Date of Award


Document type


Access Type

Open Access Dissertation

Degree Name

Doctor of Philosophy (PhD)

Degree Program


First Advisor

Jeanne A. Hardy

Second Advisor

Lynmarie Thompson

Third Advisor

Sankaran Thayumanavan

Subject Categories



The cellular process of programmed cell death, or apoptosis, is critical in homeostasis and development. In addition it's misfunction is implicated in an array of disease states from cancer to neurodegeration, making it an attractive pathway for drug targeting. A family of proteases, known as caspases, plays a central role in the apoptotic cascade resulting in the ultimate destruction of the cell. We report a genetically encoded dark-to-bright reporter of caspase activity used in E.coli, mammalian cells, and whole organisms which can be used to monitor apoptosis. This reporter, caspase activatable green fluorescent protein (CA-GFP) consists of GFP fused through a flexible linker containing the caspase-3 and -7 recognition sequence, DEVD, to a hydrophobic peptide derived from the influenza A viral M2 protein. This fusion reporter shows a significant fluorescent response in the presence of active caspase. CA-GFP is unique in its ability to hold GFP in a dark state prior to cleavage by active protease.

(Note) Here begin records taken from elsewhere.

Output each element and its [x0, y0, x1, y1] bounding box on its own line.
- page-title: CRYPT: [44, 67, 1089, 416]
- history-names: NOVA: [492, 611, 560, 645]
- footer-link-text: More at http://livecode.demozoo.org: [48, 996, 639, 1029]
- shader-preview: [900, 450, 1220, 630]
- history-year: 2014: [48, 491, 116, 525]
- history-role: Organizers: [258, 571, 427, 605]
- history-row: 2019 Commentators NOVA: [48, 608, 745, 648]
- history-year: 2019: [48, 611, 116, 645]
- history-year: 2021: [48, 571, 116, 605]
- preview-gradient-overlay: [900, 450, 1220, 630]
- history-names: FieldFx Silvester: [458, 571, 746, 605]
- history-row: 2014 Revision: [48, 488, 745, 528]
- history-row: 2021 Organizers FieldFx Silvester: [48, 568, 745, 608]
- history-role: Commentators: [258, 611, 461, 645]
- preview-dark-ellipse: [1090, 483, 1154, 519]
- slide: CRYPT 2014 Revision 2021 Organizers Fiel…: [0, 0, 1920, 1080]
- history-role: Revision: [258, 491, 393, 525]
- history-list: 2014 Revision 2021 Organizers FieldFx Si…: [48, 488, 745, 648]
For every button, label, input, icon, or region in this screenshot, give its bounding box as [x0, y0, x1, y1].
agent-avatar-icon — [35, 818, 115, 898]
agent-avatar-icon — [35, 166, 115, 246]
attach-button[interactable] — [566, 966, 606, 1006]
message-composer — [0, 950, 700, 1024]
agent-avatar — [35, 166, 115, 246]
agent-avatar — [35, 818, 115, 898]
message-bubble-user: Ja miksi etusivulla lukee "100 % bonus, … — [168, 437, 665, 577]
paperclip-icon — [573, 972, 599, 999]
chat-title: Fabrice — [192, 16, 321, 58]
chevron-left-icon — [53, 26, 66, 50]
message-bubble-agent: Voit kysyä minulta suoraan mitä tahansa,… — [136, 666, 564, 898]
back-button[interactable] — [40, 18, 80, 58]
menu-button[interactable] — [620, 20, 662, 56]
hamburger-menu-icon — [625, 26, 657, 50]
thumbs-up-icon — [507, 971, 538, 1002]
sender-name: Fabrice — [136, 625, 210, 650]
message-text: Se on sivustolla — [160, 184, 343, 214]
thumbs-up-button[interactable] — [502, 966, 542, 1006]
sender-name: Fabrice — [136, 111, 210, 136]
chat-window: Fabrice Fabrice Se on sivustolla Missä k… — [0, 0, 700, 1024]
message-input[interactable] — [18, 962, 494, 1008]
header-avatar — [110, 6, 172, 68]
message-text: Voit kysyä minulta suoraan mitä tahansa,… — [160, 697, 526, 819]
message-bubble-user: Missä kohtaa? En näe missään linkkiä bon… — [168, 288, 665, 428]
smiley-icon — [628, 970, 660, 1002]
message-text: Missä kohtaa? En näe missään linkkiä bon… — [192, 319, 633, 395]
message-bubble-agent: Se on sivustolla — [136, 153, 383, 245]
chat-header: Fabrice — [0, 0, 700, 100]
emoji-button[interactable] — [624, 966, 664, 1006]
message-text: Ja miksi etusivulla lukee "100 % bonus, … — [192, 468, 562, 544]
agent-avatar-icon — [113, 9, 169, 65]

We investigate the mechanism of quenching, examining the structural characteristics which lead to the inability of the GFP chromophore to mature in the presence of the peptide. In better understanding the mechanism of quenching we can engineer CA-GFP to ultimately be used in transgenic animal models. This requires the development of a palette of protease-activatable fluorescent proteins (PrA-FP) which would enable the monitoring of multiple proteolytic events within a cell or organism in real time. Our development of this palette of reporters, varying in their fluorescence and proteolytic response shows that CA-GFP has the potential to be a powerful tool for the study of the role of apoptosis during development in whole organism models and could be an important tool in understanding the role of individual proteases within the complex biochemical environment in the cell.